Flossing dapat meningkatkan paparan bahan kimia beracun

Makan takeout dan flossing gigi adalah tugas rutin bagi banyak orang. Namun, sebuah studi baru menemukan bahwa mereka bisa membuat orang terpapar bahan kimia yang berpotensi berbahaya.

Flossing tampaknya terkait dengan penumpukan bahan kimia beracun.

Zat per- dan polifluoroalkil (PFAS) telah menjadi bagian kehidupan manusia sehari-hari.

Zat tahan air dan minyak ini ada di banyak produk - dari wadah makanan cepat saji hingga jenis pakaian tertentu.

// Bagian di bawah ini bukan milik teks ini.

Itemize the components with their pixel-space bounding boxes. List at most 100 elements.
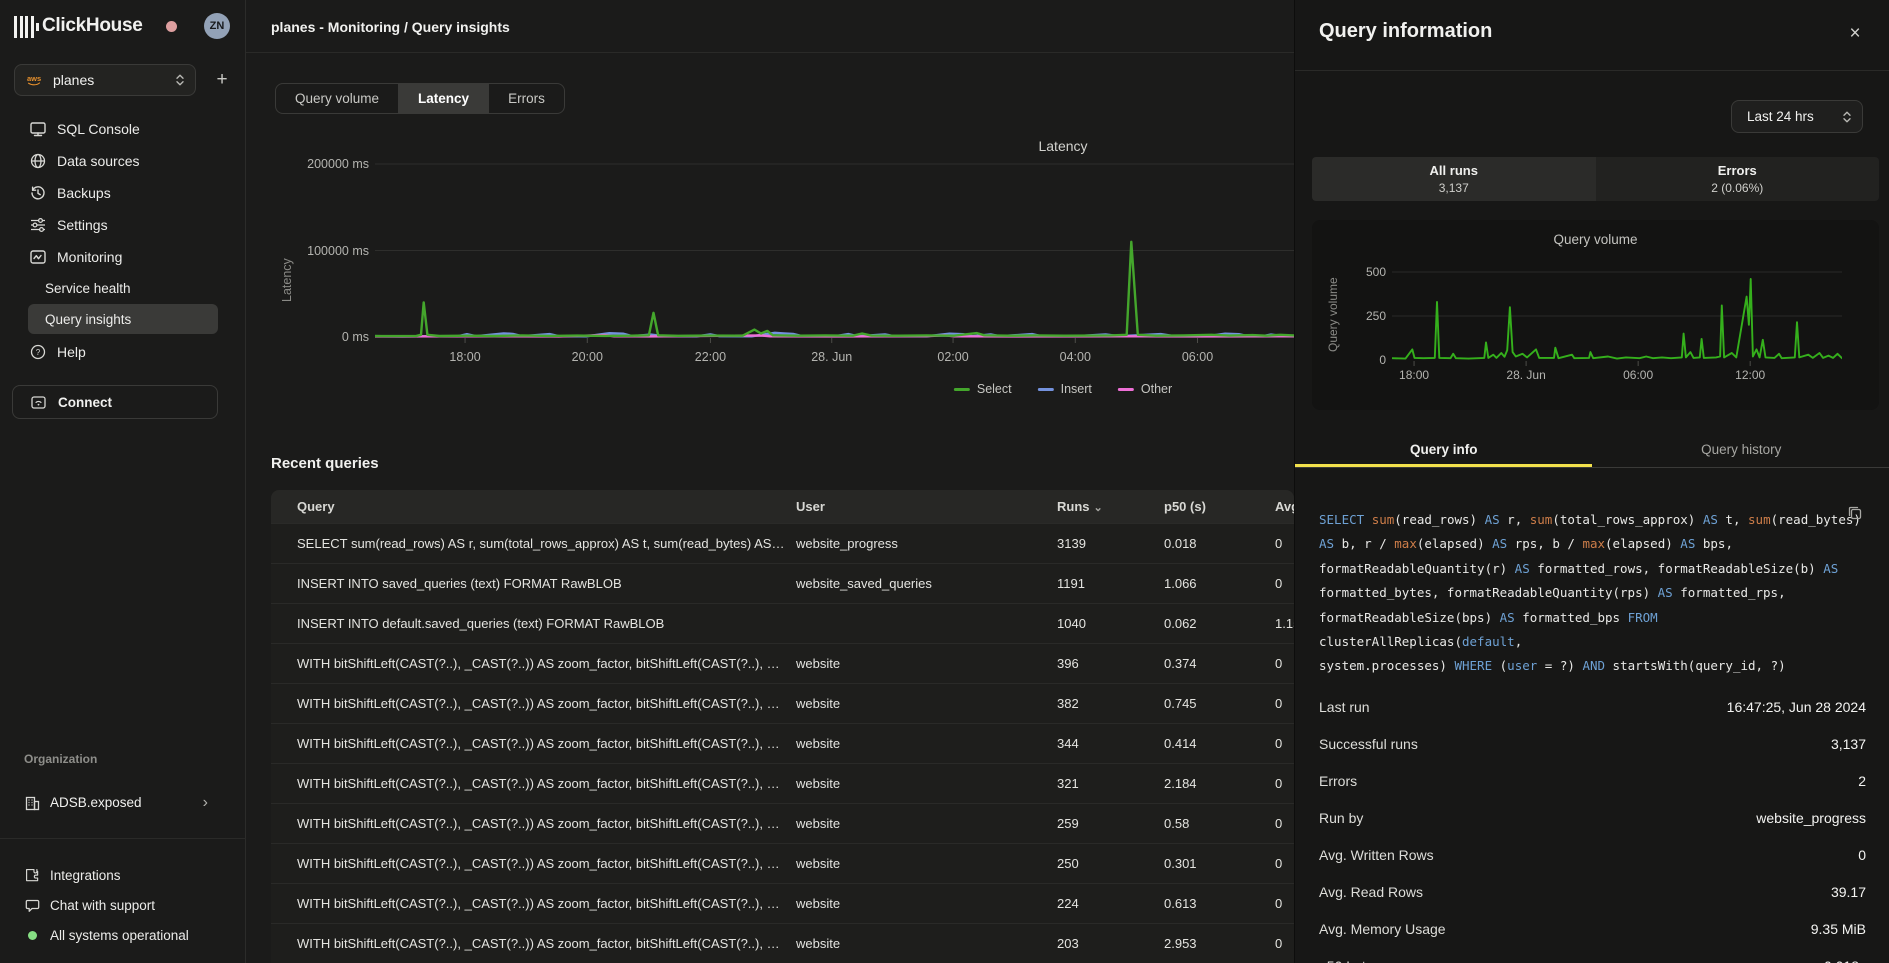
x-tick: 02:00 [937, 350, 968, 364]
query-information-panel: Query information × Last 24 hrs All runs… [1294, 0, 1889, 963]
stat-value: 3,137 [1831, 736, 1866, 752]
data-sources-icon [29, 152, 47, 170]
latency-plot[interactable] [375, 130, 1294, 380]
tab-query-info[interactable]: Query info [1295, 436, 1593, 467]
sidebar-item-query-insights[interactable]: Query insights [28, 304, 218, 334]
legend-swatch [1118, 388, 1134, 391]
sidebar-item-service-health[interactable]: Service health [28, 273, 218, 303]
sidebar-item-help[interactable]: ? Help [0, 336, 246, 368]
tab-errors-summary[interactable]: Errors 2 (0.06%) [1596, 157, 1880, 201]
cell-query: WITH bitShiftLeft(CAST(?..), _CAST(?..))… [297, 924, 785, 963]
column-header-query[interactable]: Query [297, 490, 335, 523]
y-tick: 100000 ms [307, 244, 369, 258]
x-tick: 20:00 [572, 350, 603, 364]
sidebar-item-monitoring[interactable]: Monitoring [0, 241, 246, 273]
table-row[interactable]: INSERT INTO default.saved_queries (text)… [271, 603, 1294, 643]
column-header-avg[interactable]: Avg. [1275, 490, 1294, 523]
sidebar-item-label: Help [57, 344, 86, 360]
tab-errors[interactable]: Errors [488, 84, 564, 113]
sidebar-item-label: Settings [57, 217, 108, 233]
workspace-selector[interactable]: aws planes [14, 64, 196, 96]
legend-item-select[interactable]: Select [954, 382, 1012, 396]
query-volume-plot[interactable] [1392, 256, 1842, 368]
footer-item-label: All systems operational [50, 928, 189, 943]
tab-all-runs[interactable]: All runs 3,137 [1312, 157, 1596, 201]
sidebar-item-data-sources[interactable]: Data sources [0, 145, 246, 177]
tab-query-history[interactable]: Query history [1593, 436, 1889, 467]
recent-queries-title: Recent queries [271, 455, 379, 472]
stat-row: Successful runs 3,137 [1319, 725, 1866, 762]
query-volume-chart: Query volume Query volume 500 250 0 18:0… [1312, 220, 1879, 410]
cell-runs: 3139 [1057, 524, 1086, 564]
notification-dot-icon[interactable] [166, 21, 177, 32]
x-tick: 18:00 [1399, 368, 1429, 382]
add-service-button[interactable]: + [208, 66, 236, 94]
table-row[interactable]: INSERT INTO saved_queries (text) FORMAT … [271, 563, 1294, 603]
table-row[interactable]: WITH bitShiftLeft(CAST(?..), _CAST(?..))… [271, 843, 1294, 883]
sidebar-item-backups[interactable]: Backups [0, 177, 246, 209]
table-row[interactable]: WITH bitShiftLeft(CAST(?..), _CAST(?..))… [271, 643, 1294, 683]
x-tick: 28. Jun [1506, 368, 1545, 382]
tab-query-volume[interactable]: Query volume [276, 84, 398, 113]
stat-label: Errors [1319, 773, 1357, 789]
stat-row: p50 Latency0.018s [1319, 947, 1866, 963]
breadcrumb: planes - Monitoring / Query insights [271, 19, 510, 35]
stat-label: Avg. Written Rows [1319, 847, 1434, 863]
table-row[interactable]: WITH bitShiftLeft(CAST(?..), _CAST(?..))… [271, 923, 1294, 963]
cell-runs: 1040 [1057, 604, 1086, 644]
sidebar-subitem-label: Service health [45, 281, 131, 296]
sidebar-subitem-label: Query insights [45, 312, 131, 327]
close-icon[interactable]: × [1843, 22, 1867, 46]
stat-value: 0.018s [1824, 958, 1866, 963]
cell-query: WITH bitShiftLeft(CAST(?..), _CAST(?..))… [297, 884, 785, 924]
organization-name: ADSB.exposed [50, 795, 142, 810]
y-tick: 500 [1366, 265, 1386, 279]
cell-p50: 0.745 [1164, 684, 1197, 724]
legend-item-insert[interactable]: Insert [1038, 382, 1092, 396]
column-header-user[interactable]: User [796, 490, 825, 523]
cell-query: INSERT INTO saved_queries (text) FORMAT … [297, 564, 622, 604]
cell-p50: 0.018 [1164, 524, 1197, 564]
stat-row: Avg. Written Rows0 [1319, 836, 1866, 873]
table-row[interactable]: WITH bitShiftLeft(CAST(?..), _CAST(?..))… [271, 883, 1294, 923]
stat-row: Run bywebsite_progress [1319, 799, 1866, 836]
table-row[interactable]: WITH bitShiftLeft(CAST(?..), _CAST(?..))… [271, 723, 1294, 763]
time-range-select[interactable]: Last 24 hrs [1731, 100, 1863, 133]
cell-p50: 0.062 [1164, 604, 1197, 644]
legend-item-other[interactable]: Other [1118, 382, 1172, 396]
cell-user: website [796, 684, 840, 724]
copy-icon[interactable] [1847, 505, 1865, 523]
sidebar-item-system-status[interactable]: All systems operational [0, 921, 246, 951]
footer-item-label: Chat with support [50, 898, 155, 913]
sidebar-item-label: Data sources [57, 153, 139, 169]
recent-queries-body: SELECT sum(read_rows) AS r, sum(total_ro… [271, 523, 1294, 963]
cell-p50: 1.066 [1164, 564, 1197, 604]
organization-selector[interactable]: ADSB.exposed › [0, 788, 246, 820]
connect-button[interactable]: Connect [12, 385, 218, 419]
cell-runs: 259 [1057, 804, 1079, 844]
sidebar-item-chat-support[interactable]: Chat with support [0, 891, 246, 921]
cell-user: website [796, 724, 840, 764]
x-tick: 04:00 [1060, 350, 1091, 364]
table-row[interactable]: SELECT sum(read_rows) AS r, sum(total_ro… [271, 523, 1294, 563]
tab-value: 2 (0.06%) [1596, 181, 1880, 195]
cell-runs: 344 [1057, 724, 1079, 764]
column-header-p50[interactable]: p50 (s) [1164, 490, 1206, 523]
organization-icon [24, 795, 41, 812]
stat-label: Avg. Memory Usage [1319, 921, 1446, 937]
cell-runs: 382 [1057, 684, 1079, 724]
avatar[interactable]: ZN [204, 13, 230, 39]
sidebar-item-integrations[interactable]: Integrations [0, 861, 246, 891]
tab-latency[interactable]: Latency [398, 84, 488, 113]
table-row[interactable]: WITH bitShiftLeft(CAST(?..), _CAST(?..))… [271, 683, 1294, 723]
column-header-runs[interactable]: Runs⌄ [1057, 490, 1103, 525]
stat-value: 16:47:25, Jun 28 2024 [1727, 699, 1866, 715]
sidebar-item-sql-console[interactable]: SQL Console [0, 113, 246, 145]
table-row[interactable]: WITH bitShiftLeft(CAST(?..), _CAST(?..))… [271, 803, 1294, 843]
table-row[interactable]: WITH bitShiftLeft(CAST(?..), _CAST(?..))… [271, 763, 1294, 803]
sql-query-code[interactable]: SELECT sum(read_rows) AS r, sum(total_ro… [1319, 508, 1867, 679]
code-line: formatReadableQuantity(r) AS formatted_r… [1319, 557, 1867, 581]
sidebar-item-settings[interactable]: Settings [0, 209, 246, 241]
stat-label: Successful runs [1319, 736, 1418, 752]
cell-avg: 0 [1275, 684, 1282, 724]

Manusia juga menghadapi paparan terhadapnya melalui air yang terkontaminasi dan bahkan debu.

Namun, yang paling memprihatinkan - menurut Badan Perlindungan Lingkungan (EPA) - adalah bahwa bahan kimia buatan manusia ini terus menumpuk di dalam tubuh tanpa rusak.

Paparan rutin terhadap PFAS telah membuat beberapa peneliti memeriksa dampaknya terhadap kesehatan manusia. Sejauh ini, hasil menunjukkan kaitannya dengan masalah kesehatan seperti kolesterol tinggi, ginjal dan kanker testis, serta penyakit tiroid.

Sebuah studi baru telah menyelidiki lebih jauh ke dalam perilaku manusia yang khas untuk melihat apakah ada yang terkait dengan paparan PFAS. Partisipannya adalah 178 wanita paruh baya, setengahnya adalah Afrika-Amerika dan setengah lainnya berkulit putih non-Hispanik.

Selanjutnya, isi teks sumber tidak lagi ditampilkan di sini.